Nessie wrote: ↑Mon Oct 20, 2025 6:36 pm
Leif F. wrote: ↑Mon Oct 20, 2025 6:04 pm
....
Thus I wonder (and I am not asking rhetorically! But really am interested in getting to know whether this is the case or not):
DO you (all) both sides agree with those basic statements or to what degree partly or not at all? Is there a base of scientific rules that both sides could be made to agree upon for constructive dialogue/research over the opinion/interpretation-divide?
Sorry reply got long....
There is limited data, and much of that is eyewitness estimations, about how many corpses were cremated on pyres, how long it took, to what extent the corpses were cremated and how much ash was produced. So-called Holocaust revisionists take that data and use it to construct arguments from incredulity, whereby they argue that cremations were not physically possible, therefore they did not happen. That form of argument is logically flawed, because just because someone cannot work out how something was possible, does not therefore mean that it cannot have happened.
The so-called revisionists do not deny the pyres at Dresden, because they are so well evidenced, in particular the photos, and because they are prepared to accept the evidence that the British bombed the city, causing a firestorm.
They then deny the pyres at the AR camps, Birkenau and Chelmno, which are also well evidenced, because they are not prepared to accept that the Nazis had gassed and then cremated hundreds of thousands of Jews.
Not being able to work out how the Nazis got the pyres to work, is not evidence to prove that there were no pyres. But the pyres at Dresden and Ohrdruf, prove that they were possible. It is just that at the AR camps, Birkenau and Chelmno, they were far larger.
Ok, thanks for feedback, I think I understand your point.
May I though drill a bit more into my core question if it might be possible to formulate and settle most basic rules of scientific objectivity and fairness that both sides agree upon?
Could it be possible to establish a somewhat double-blind fair investigation-situation or is this topic too emotionally loaded ?
How about you, can you think of any concrete rules of objectivity that you think both the other side and you yourself could agree to ? Not meant theoretically, but concretely, as example/starting point perhaps, you state specifically :
"There is limited data, and much of that is eyewitness estimations"
which seems to agree with the main point of my basic statements A1-A4 and B in former post and (please correct of course if wrong) basically what the other commentators stated in several places as well and thus this seems to be a fact/rule of objectivity that indeed all could/do agree to (?):
1. Fully objective scientific data is one category and witness testimony is another, the latter cannot be regarded reliable/scientific unless corroborated independently by enough amounts of the former.
(And in the case of this thread and the topic of the Dresden pyres and burials, as you state (if I summarize correctly) there isn`t even remotely enough of that, objective data, available for ANY definite conclusions (either/any which way) and what witnesses said cannot be taken as reliable proof because it is not corroborated.)

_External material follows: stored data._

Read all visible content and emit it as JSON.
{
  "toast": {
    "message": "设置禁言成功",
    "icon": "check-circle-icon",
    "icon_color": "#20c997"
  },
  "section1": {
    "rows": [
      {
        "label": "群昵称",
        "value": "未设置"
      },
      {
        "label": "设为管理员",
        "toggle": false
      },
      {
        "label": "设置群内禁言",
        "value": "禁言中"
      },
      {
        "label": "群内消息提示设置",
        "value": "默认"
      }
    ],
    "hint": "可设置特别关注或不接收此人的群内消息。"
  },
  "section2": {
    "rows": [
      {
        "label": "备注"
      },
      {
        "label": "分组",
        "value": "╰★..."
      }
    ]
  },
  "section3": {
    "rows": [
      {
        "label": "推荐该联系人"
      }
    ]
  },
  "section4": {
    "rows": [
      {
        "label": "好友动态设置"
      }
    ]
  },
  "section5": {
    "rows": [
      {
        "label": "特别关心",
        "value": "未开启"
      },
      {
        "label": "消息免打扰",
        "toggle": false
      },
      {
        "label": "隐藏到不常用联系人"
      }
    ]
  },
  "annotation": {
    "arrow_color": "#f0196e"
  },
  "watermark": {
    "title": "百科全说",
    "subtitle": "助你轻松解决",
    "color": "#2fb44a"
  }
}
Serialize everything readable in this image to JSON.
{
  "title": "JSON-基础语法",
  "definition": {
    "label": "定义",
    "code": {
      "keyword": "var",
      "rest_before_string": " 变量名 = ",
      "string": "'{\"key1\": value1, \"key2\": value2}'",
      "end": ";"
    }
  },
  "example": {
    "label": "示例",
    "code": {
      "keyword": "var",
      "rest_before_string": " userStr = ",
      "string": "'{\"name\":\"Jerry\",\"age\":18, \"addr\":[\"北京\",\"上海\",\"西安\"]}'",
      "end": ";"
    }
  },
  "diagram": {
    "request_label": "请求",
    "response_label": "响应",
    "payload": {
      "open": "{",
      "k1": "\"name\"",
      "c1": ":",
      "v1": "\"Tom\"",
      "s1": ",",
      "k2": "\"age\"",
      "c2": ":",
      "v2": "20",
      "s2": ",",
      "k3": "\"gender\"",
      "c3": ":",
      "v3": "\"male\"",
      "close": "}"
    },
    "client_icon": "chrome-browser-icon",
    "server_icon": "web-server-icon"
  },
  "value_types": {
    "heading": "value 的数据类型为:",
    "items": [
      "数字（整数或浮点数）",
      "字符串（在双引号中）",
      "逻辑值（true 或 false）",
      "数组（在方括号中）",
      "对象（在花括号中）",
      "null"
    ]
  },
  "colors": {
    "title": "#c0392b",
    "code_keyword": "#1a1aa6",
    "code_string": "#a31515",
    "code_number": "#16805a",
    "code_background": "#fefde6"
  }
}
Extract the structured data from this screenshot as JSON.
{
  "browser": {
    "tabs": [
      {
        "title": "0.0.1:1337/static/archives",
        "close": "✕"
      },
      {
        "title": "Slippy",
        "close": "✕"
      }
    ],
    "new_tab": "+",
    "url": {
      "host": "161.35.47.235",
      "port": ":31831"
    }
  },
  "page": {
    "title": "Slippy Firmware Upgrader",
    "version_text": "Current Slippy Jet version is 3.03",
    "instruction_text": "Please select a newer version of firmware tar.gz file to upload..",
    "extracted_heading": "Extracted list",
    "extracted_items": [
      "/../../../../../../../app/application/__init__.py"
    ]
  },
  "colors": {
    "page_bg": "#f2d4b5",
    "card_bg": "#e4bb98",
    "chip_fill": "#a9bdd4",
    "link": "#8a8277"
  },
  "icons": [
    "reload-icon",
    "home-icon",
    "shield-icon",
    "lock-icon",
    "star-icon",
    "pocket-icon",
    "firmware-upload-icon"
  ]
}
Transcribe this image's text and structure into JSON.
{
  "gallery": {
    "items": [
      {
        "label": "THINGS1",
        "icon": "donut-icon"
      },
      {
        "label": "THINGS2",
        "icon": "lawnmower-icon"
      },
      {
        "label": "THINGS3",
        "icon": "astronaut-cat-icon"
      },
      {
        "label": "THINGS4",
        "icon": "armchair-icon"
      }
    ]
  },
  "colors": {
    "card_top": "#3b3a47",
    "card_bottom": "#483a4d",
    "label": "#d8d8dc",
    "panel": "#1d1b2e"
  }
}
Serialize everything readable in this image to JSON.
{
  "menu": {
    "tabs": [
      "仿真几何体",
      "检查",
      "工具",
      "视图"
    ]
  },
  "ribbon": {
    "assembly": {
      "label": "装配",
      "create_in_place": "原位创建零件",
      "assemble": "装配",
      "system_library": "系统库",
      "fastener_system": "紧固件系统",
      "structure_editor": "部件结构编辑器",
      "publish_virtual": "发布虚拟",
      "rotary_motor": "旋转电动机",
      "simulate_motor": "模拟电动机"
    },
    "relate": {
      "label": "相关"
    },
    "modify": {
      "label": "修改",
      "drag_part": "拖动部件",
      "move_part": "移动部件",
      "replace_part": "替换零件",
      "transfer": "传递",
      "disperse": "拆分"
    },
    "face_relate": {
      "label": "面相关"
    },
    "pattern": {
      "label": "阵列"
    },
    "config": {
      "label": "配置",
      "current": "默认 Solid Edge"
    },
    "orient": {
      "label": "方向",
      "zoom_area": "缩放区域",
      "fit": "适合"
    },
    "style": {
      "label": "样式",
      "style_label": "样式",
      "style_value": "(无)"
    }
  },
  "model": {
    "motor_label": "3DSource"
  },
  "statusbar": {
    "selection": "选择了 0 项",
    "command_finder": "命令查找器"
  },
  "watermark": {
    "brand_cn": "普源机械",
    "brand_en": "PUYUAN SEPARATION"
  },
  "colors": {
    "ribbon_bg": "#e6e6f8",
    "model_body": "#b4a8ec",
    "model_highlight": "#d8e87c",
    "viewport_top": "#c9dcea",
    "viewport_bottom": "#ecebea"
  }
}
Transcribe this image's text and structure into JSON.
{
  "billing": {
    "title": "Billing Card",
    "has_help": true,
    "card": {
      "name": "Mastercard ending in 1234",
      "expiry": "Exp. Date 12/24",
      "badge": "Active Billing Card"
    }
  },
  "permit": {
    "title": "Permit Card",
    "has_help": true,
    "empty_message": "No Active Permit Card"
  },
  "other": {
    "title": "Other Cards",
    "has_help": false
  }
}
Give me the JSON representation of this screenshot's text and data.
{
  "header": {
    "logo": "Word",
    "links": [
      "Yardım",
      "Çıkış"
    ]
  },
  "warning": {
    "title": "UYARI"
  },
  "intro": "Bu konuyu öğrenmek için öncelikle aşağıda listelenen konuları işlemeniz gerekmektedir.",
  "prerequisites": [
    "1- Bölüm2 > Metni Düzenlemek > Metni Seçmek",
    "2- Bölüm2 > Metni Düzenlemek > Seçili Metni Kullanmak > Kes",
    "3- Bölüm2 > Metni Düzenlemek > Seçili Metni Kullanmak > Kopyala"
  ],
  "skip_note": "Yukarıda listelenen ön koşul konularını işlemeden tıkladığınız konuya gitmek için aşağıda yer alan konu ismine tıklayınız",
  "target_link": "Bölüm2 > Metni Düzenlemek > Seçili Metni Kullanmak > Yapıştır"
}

Do you agree and if so, would you agree/say it is fair to state that this rule of course applies to all sides equally, witness testimony of all sides needs to be corroborated by independent scientific data to have any value as evidence?
And perhaps the follow-up question, might it be possible what exact objective scientific "data" is/stops and where subjective interpretation starts?
Best again probably in concrete example, I personally would say/agree that the 23 photographs taken by Walter Hahn on 25th feb 1945 showing the Altmarkt pyres (in many interesting details) are fully objective data and the datapoints (size of pyres/girders/wood/location)they show cannot be (and isn`t as far as I know) disputed by anyone.
But already when going to the official documents cited mentioning numbers and times/actions, a possibility -and infact as proven before in this case of Dresden a certainty (given that the records do not match up)- of subjective error/falsehood has come in, because they are written entirely by and through subjective humans. So already at the level of documents we cannot talk about fully scientifically reliable data anymore and preferably need independent corroboration.
Would you agree to that and if not why not If one may ask?